Ad blockers: key tools in the fight against malware

A document sent to the US Congress published by Motherboard, the technology section of Vice, confirms that CIA personnel, the NSA and other members of the US Intelligence Community widely use ad blockers in their Internet browsers. 

This measure was adopted to remove the distraction of adverts on web pages for employees, but it provides additional protection against malware. In fact, the document states that "The Intelligence Community (IC) has implemented ad-blocking technologies in networks and uses multi-level information, including data provided by the DNS, to block unwanted and malicious content.” 

Advertisements are entry vectors  

Vice's experts also highlight the cybersecurity benefits of ad blockers, as more and more hackers are using legitimate-looking ads as an entry vector to introduce malware, steal information or even exploit web vulnerabilities. In fact, WatchGuard's "Internet Security Report 2021" cites a specific example of threat actors using, among other methods, ads to collect user information and one of the most commonly phished domains in this respect is cspecial-breaking[.]news. 

All this indicates that if a website keeps its data traffic encrypted using an SSL or TLS certificate (i.e. when using HTTPS protocol) this provides minimal, but insufficient protection nowadays. The same report notes that in Q2 of 2021 alone, 91.5% of malware broke in through encrypted connections and ransomware has skyrocketed by 150% this year.  

The most notorious case from recent months, which reflects this sharp rise in ransomware, is the cyberattack on Colonial, which we have already blogged about on several occasions. But there have also been other serious incidents, such as the one that affected the Irish Health System or the attack that used the company Kaseya’s software, where the main victims were MSPs.  

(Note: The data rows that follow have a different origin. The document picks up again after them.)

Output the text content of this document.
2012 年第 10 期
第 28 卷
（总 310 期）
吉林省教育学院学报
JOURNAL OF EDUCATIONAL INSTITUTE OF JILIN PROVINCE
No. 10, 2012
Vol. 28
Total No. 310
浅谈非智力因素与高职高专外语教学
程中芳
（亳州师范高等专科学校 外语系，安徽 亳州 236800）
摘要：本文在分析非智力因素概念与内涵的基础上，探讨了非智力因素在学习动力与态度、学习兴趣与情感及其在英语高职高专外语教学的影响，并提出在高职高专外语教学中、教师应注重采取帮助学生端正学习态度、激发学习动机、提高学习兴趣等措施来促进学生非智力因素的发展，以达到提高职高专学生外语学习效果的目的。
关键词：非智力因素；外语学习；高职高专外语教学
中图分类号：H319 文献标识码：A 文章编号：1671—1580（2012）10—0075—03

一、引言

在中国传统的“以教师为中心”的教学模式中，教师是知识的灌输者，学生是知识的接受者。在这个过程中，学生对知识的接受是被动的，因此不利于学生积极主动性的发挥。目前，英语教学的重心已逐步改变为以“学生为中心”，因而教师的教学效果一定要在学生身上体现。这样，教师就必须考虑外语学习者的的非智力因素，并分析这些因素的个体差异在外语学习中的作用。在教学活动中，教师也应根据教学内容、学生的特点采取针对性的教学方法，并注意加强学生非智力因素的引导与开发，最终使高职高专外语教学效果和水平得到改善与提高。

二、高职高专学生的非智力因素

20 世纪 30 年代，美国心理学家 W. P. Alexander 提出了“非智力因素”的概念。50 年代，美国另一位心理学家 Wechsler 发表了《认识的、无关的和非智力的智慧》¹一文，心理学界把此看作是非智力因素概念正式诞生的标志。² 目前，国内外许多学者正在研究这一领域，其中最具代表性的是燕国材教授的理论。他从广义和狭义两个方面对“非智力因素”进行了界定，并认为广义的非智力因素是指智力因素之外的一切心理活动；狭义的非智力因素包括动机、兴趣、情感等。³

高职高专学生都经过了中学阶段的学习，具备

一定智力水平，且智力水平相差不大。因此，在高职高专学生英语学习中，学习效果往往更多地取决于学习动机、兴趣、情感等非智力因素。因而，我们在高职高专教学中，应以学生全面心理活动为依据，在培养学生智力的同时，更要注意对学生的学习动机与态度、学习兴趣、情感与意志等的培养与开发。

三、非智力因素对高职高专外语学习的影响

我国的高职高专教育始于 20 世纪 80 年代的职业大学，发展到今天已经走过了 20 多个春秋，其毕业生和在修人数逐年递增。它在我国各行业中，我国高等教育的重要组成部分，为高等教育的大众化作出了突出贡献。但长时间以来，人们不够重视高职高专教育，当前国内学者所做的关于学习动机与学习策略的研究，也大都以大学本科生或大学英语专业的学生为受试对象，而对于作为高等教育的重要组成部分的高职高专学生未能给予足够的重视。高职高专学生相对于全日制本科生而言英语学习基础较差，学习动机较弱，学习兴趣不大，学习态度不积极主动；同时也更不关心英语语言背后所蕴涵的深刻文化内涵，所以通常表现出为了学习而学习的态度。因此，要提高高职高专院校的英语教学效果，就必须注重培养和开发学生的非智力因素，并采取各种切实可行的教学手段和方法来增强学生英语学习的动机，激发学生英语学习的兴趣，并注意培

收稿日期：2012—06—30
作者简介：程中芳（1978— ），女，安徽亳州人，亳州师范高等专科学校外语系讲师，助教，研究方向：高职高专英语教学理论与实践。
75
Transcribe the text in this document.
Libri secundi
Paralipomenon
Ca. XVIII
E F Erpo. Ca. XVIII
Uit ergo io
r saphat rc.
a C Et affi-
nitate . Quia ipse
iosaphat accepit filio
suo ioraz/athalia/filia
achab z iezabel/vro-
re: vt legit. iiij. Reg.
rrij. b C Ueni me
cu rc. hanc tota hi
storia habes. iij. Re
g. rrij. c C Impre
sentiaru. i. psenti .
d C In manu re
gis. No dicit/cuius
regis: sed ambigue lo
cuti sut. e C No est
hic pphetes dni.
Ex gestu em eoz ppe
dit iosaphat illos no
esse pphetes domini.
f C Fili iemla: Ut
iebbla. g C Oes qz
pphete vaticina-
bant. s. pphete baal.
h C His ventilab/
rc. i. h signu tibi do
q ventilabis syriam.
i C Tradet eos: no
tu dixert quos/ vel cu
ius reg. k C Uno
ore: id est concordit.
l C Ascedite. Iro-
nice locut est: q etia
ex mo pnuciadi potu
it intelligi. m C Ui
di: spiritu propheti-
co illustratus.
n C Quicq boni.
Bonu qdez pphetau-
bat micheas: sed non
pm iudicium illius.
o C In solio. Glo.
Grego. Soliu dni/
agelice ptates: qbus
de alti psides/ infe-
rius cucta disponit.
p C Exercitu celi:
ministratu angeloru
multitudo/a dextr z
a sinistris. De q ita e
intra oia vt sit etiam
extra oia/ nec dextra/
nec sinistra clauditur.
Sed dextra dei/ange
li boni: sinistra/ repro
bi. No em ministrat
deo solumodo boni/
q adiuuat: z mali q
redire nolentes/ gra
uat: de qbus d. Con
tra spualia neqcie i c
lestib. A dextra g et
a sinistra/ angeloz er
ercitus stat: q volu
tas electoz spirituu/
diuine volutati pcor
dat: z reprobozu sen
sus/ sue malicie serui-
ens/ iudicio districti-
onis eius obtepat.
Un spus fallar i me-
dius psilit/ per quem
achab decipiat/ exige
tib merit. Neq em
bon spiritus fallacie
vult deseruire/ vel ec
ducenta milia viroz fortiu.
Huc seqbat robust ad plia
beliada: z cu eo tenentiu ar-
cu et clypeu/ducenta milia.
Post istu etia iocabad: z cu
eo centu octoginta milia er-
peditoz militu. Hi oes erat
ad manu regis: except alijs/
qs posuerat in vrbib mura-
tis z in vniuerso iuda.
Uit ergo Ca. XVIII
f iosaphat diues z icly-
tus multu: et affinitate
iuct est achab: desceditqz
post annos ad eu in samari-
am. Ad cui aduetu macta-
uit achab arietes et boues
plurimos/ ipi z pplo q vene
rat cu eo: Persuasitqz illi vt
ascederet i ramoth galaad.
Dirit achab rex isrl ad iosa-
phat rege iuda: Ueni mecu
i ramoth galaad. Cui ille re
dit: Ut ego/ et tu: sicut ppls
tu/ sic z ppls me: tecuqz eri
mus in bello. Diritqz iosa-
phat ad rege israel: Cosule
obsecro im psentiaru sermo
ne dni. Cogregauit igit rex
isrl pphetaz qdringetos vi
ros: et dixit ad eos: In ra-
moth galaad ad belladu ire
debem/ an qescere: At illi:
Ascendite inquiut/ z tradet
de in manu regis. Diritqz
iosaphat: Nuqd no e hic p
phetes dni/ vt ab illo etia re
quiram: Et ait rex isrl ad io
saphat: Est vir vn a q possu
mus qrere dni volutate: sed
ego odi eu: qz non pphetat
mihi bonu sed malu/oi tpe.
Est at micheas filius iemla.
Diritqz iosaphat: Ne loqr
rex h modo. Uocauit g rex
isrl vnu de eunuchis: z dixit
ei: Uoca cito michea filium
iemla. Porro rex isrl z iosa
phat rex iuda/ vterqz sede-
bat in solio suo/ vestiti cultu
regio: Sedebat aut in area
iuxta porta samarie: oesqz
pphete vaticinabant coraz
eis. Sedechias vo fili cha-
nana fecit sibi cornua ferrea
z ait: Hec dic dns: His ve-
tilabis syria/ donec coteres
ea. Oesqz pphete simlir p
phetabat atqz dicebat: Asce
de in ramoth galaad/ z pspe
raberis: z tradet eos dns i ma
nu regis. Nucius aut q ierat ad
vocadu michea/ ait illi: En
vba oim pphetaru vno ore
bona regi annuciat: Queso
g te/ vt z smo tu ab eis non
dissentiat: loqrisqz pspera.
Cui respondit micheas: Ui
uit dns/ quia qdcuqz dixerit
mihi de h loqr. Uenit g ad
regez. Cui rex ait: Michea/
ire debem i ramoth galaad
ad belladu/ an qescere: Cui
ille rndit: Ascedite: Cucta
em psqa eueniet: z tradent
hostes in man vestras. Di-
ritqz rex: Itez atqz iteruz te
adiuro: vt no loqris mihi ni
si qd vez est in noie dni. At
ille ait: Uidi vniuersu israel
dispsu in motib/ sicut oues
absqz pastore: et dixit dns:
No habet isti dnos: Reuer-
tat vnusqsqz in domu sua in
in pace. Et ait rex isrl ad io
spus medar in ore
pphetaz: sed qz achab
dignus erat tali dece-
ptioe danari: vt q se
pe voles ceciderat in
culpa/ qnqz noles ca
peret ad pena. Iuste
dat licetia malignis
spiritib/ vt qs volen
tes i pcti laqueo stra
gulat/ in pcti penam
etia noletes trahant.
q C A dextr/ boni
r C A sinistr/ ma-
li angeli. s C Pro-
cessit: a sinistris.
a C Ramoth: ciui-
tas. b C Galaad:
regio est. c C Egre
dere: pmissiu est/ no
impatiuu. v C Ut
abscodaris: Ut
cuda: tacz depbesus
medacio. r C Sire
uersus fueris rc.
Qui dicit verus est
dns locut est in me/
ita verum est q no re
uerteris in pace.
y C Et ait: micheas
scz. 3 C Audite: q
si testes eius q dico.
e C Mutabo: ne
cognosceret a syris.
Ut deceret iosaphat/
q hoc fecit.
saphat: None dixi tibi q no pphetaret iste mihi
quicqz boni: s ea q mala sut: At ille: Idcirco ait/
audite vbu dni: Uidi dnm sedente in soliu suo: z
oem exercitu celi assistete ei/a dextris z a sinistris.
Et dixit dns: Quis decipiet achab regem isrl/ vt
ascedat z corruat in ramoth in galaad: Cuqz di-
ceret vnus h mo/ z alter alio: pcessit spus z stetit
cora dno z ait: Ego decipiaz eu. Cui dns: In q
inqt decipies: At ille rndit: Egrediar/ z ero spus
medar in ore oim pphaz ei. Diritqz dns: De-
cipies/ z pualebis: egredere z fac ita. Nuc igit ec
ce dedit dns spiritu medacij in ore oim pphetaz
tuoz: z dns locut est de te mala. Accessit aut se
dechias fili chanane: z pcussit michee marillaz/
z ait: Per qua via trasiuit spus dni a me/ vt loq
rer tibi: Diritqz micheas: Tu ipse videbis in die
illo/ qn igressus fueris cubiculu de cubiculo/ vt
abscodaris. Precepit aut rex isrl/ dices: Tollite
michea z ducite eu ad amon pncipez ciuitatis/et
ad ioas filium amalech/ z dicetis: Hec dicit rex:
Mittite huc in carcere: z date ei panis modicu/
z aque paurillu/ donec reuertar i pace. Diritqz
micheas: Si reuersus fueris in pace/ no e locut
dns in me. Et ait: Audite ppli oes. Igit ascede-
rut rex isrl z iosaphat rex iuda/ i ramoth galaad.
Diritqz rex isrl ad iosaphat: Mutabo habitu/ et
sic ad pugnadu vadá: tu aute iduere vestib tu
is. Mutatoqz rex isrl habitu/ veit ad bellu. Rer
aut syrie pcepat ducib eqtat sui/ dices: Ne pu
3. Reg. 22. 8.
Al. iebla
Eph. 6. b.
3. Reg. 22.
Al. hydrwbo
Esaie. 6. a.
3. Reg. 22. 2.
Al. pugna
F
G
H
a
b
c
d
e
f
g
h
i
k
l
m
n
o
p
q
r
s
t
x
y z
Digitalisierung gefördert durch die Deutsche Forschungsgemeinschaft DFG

Comprehensive protection and continuous monitoring 

The variety of entry vectors, including malicious ads and scripts on the web, makes the already weakest link in the security chain – in other words, employees – vulnerable. That's why they need to implement solutions that deliver comprehensive protection for their IT devices, which are persistent and accompany them wherever they go.  

In the current situation where remote working has become so prominent and, therefore, the cybersecurity perimeter has expanded with added risks, companies must have protection capabilities that reach all their users and devices: a single infected endpoint can prove a serious threat.  

WatchGuard Passport addresses these needs effectively: it's a complete suite of Cloud-managed services that provides employees with the cybersecurity they need to work seamlessly from the office, home, or on the move. 

First, this suite includes DNS-level protection using DNSWatchGO, delivering visibility for all devices regardless of location. By proactively identifying DNS requests, it detects any malicious content on the web. It applies filtering with 130 predefined categories, but also allows easy management of roles and content access permissions pre-set by users themselves or by administrators. Secondly, it also incorporates full protection, detection and response on all endpoints offered by WatchGuard EPDR. Finally, it also furnishes multi-factor authentication (MFA) thanks to Authpoint, to prevent identity theft by credential theft or data breaches.  

This solution enables organizations to be well prepared to fight threats of any type or entry vector, including the web and advertisements.